During our professional development for teachers, we have long encouraged the “turn and talk” strategy which engages students in peer collaboration as they respond to a question prompted by the teacher. However, this procedure needs to be taught, practiced, and fine-tuned.
In their book Hands Down Speak Out, authors Kassia Omohundro Wedekind and Christy Hermann Thompson offer terrific ideas on how to slow down and explicitly teach students how to listen and speak to one another. This is effectively done with visual and concrete anchor charts.
Using simple stick figures, draw scenes that depict students engaged in a conversation. Use these to teach individual procedures and habits.
- Draw one student with a speech bubble to indicate that he is talking.
- Draw the second student with oversized ears, indicating that he is the listener.
- Draw the characters flip-flopped to reveal that they switch roles.
Ways to Listen
- Draw a set of eyes to indicate that the listener is looking at the speaker.
- Draw a smiley face to indicate that the listener is interested in what the speaker is saying.
- Draw the stick figure bent at the waist to indicate that the listener is physically leaning in toward the speaker.
- Draw speech bubbles (e.g., Oh! Yes! Really?) to provide language that a listener often uses.
Listen, Think, & Speak
A third mini-lesson could focus on peer-to-peer discussions and how to become a strong contributor to a discussion.

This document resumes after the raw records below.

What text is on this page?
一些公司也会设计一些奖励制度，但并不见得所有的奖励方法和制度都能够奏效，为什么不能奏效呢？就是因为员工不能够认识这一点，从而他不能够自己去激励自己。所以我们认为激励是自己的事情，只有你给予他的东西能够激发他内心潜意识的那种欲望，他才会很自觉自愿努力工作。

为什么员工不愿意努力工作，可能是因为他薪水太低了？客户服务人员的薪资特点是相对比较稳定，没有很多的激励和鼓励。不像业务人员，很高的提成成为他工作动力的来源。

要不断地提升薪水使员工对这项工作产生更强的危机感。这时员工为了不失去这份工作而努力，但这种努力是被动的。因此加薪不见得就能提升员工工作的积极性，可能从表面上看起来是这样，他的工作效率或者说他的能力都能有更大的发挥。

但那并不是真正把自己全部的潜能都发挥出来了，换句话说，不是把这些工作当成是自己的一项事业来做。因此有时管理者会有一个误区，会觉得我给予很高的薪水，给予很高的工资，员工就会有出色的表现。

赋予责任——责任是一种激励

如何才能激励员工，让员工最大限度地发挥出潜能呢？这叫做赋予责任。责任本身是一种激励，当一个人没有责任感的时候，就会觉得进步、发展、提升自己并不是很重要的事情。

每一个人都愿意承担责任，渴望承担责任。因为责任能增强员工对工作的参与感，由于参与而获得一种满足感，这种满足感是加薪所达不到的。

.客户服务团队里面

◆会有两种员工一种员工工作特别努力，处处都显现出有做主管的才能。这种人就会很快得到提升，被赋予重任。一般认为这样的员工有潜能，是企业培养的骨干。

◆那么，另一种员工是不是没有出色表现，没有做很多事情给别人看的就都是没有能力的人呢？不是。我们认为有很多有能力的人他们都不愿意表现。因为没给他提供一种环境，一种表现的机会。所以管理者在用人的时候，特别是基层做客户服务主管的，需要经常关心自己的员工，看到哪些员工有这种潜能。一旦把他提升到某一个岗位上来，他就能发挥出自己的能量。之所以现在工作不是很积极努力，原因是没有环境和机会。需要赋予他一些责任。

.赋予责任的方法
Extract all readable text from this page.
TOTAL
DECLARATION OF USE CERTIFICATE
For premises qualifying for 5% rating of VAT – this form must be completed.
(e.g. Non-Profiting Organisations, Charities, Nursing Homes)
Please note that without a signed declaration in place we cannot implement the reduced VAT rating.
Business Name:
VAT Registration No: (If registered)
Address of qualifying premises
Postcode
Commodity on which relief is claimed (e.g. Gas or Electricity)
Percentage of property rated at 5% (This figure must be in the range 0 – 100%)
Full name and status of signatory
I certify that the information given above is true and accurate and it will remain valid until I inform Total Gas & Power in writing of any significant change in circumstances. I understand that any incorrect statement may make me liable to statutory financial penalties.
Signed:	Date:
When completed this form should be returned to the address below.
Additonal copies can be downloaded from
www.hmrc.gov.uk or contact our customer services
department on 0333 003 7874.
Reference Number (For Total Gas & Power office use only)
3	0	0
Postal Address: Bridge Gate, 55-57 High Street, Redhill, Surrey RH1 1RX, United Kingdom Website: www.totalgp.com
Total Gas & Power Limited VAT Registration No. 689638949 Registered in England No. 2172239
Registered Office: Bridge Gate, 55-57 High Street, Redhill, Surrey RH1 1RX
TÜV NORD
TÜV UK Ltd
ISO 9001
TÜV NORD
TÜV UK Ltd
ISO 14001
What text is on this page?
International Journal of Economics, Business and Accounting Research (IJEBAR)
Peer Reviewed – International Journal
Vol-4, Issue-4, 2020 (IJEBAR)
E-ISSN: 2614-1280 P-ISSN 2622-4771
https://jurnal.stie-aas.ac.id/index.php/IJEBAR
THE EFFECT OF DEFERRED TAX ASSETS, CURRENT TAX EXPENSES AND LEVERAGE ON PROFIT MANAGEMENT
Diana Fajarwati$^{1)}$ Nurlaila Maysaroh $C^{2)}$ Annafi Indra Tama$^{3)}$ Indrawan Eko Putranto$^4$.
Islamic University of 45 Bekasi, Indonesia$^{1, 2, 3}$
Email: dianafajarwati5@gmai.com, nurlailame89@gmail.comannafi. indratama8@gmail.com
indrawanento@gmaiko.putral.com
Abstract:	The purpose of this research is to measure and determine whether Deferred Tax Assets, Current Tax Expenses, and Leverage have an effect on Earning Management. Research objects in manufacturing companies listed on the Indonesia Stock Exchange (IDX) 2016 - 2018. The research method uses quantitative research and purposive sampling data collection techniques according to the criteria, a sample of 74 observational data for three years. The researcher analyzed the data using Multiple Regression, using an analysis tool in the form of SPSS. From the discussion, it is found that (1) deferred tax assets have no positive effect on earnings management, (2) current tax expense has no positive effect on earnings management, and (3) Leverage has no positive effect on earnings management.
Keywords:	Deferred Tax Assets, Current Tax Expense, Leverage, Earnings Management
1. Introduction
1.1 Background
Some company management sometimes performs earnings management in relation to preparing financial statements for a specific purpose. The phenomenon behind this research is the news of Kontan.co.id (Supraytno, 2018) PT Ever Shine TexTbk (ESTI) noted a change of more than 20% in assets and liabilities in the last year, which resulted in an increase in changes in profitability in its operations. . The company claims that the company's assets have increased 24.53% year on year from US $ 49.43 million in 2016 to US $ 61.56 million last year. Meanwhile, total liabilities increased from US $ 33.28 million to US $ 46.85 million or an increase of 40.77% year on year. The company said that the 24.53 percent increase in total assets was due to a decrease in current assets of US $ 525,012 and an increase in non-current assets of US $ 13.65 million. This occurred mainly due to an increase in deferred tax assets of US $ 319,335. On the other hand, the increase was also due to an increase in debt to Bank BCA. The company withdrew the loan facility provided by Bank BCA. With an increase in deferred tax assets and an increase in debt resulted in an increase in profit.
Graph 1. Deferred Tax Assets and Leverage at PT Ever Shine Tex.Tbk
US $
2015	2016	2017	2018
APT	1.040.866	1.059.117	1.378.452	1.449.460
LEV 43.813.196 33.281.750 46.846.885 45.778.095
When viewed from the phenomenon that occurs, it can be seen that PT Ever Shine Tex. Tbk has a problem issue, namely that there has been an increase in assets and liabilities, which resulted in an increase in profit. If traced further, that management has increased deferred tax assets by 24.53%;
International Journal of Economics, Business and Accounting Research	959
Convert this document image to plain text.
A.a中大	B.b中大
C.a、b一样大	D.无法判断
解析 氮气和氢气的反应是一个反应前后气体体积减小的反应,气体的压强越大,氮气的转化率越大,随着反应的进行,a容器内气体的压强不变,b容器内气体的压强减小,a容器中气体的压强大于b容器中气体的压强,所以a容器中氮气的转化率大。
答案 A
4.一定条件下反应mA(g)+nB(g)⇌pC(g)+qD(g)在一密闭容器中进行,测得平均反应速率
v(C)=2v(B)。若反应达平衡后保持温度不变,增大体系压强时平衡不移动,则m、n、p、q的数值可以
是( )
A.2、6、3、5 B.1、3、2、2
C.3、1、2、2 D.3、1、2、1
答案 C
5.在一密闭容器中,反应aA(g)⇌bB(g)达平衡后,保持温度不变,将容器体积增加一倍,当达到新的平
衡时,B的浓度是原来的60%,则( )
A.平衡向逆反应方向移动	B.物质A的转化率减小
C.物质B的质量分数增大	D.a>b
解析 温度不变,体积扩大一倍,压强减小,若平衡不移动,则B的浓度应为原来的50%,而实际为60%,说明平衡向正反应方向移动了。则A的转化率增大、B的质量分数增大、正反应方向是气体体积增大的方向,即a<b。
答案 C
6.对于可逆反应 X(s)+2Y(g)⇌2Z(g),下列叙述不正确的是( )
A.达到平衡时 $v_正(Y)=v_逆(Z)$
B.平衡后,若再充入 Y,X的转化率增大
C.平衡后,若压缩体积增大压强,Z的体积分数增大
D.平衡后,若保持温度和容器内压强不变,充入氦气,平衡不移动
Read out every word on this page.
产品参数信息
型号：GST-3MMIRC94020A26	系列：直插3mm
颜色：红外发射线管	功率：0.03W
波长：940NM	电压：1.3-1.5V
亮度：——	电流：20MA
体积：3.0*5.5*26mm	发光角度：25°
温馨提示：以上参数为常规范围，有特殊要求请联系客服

For this lesson plan, the anchor chart could be drawn to show affirmations from students such as:
- Draw one stick figure (with big ears) to indicate he is listening to a second stick figure.
- Draw the big-eared stick figure with a thinking bubble above his head to indicate he is considering what his partner said.
- Draw the big-eared stick figure with a speech bubble with “I heard you say ___.” on the inside. This models for students to share their partners’ ideas back to them as a means of proving they were listening to what was said.
NOTE: Adapt these same procedures for virtual classrooms by creating digital anchor charts using the free Google Jamboard application.
Taking time to teach these granular speaking and listening skills will help to foster meaningful participation from every student during Turn & Talk experiences.